После неудобств многочасового путешествия из Парижа приятно было почувствовать на теле чистую одежду. Квинси оглядел свою старую комнату. В этой спальне мог жить только мальчик. Ему здесь уже не место.

Проходя мимо кабинета, Квинси заметил мать — та в задумчивости смотрела на фотоснимок, запечатлевший ее с подругой детства, Люси, которая скончалась от какой-то болезни примерно в его возрасте. Как ужасно, должно быть, уйти из жизни, когда она только начинается! Квинси давно подметил: если мать что-то тревожило, она всегда доставала эту фотографию — словно обращаясь к покойной подруге за советом.

Вдруг Квинси с удивлением понял, что и мать за прошедшее время ничуть не изменилась.

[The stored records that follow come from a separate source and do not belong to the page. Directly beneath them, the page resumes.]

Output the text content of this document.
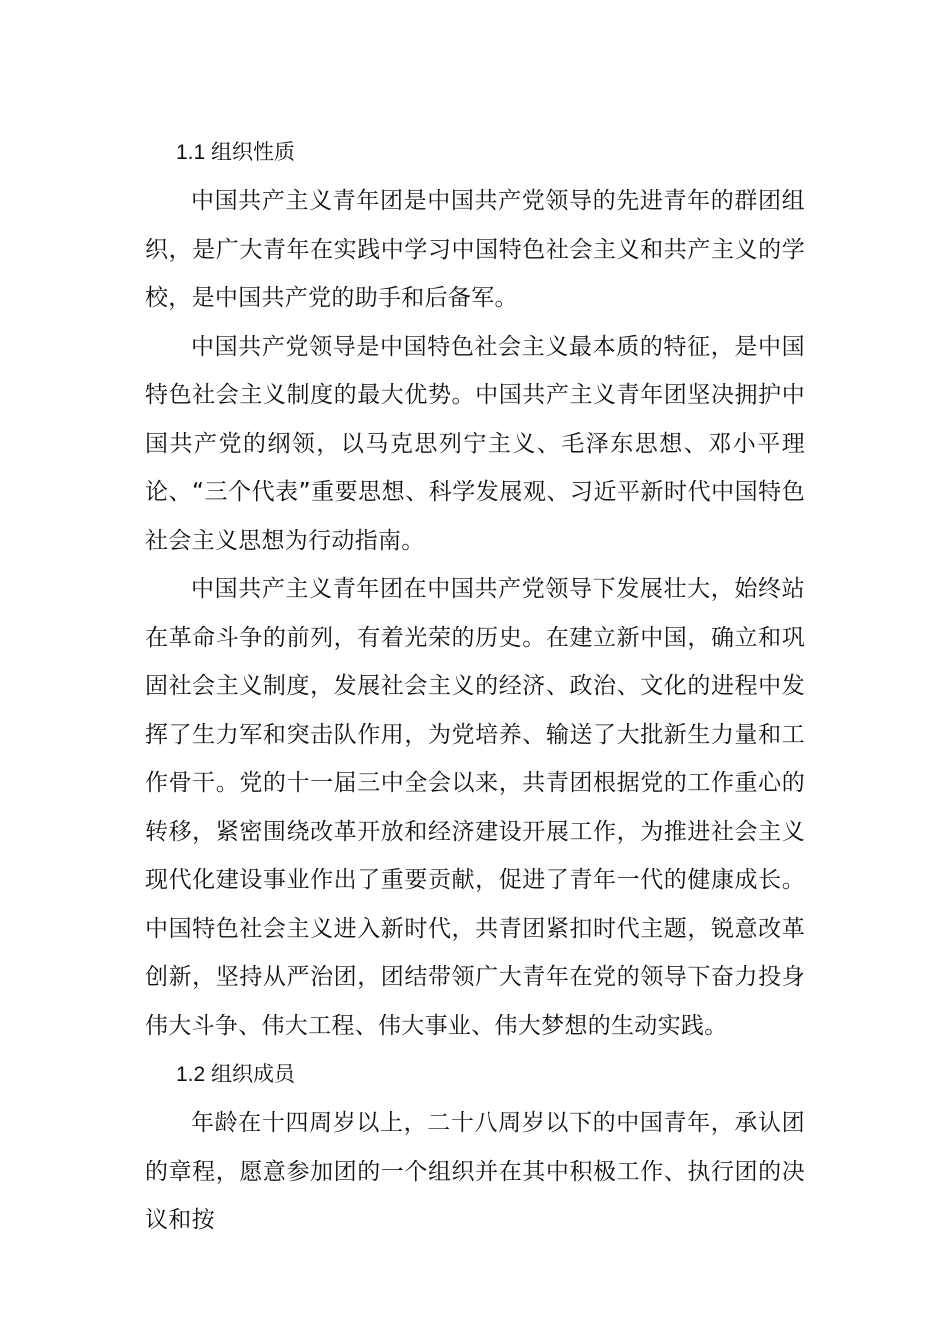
1.1 组织性质

中国共产主义青年团是中国共产党领导的先进青年的群团组织，是广大青年在实践中学习中国特色社会主义和共产主义的学校，是中国共产党的助手和后备军。

中国共产党领导是中国特色社会主义最本质的特征，是中国特色社会主义制度的最大优势。中国共产主义青年团坚决拥护中国共产党的纲领，以马克思列宁主义、毛泽东思想、邓小平理论、“三个代表”重要思想、科学发展观、习近平新时代中国特色社会主义思想为行动指南。

中国共产主义青年团在中国共产党领导下发展壮大，始终站在革命斗争的前列，有着光荣的历史。在建立新中国，确立和巩固社会主义制度，发展社会主义的经济、政治、文化的进程中发挥了生力军和突击队作用，为党培养、输送了大批新生力量和工作骨干。党的十一届三中全会以来，共青团根据党的工作重心的转移，紧密围绕改革开放和经济建设开展工作，为推进社会主义现代化建设事业作出了重要贡献，促进了青年一代的健康成长。中国特色社会主义进入新时代，共青团紧扣时代主题，锐意改革创新，坚持从严治团，团结带领广大青年在党的领导下奋力投身伟大斗争、伟大工程、伟大事业、伟大梦想的生动实践。

1.2 组织成员

年龄在十四周岁以上，二十八周岁以下的中国青年，承认团的章程，愿意参加团的一个组织并在其中积极工作、执行团的决议和按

Вряд ли годы были столь же милосердны к его угрюмому, вечно пьяному отцу. Юноше вспомнилось, как однажды, еще школьником, он прознал о мальчишках, которые позволяли себе неподобающие высказывания насчет моложавого вида его матери, и пришел в такую ярость, что ввязался с драку со всеми тремя сразу и хорошенько их отлупил. Хотя за это его временно исключили из школы, Квинси гордился своим рыцарским поступком. Еще они с матерью часто шутили над незнакомыми людьми, притворяясь, что они брат и сестра. Конечно, когда-нибудь и ее возраст возьмет свое, как случилось с отцом; пока же Квинси радовался, что этот день еще не наступил. Если бы после стольких лет он застал мать постаревшей и больной, его замучили бы угрызения совести — и лютая злоба на отца, сделавшего его изгнанником.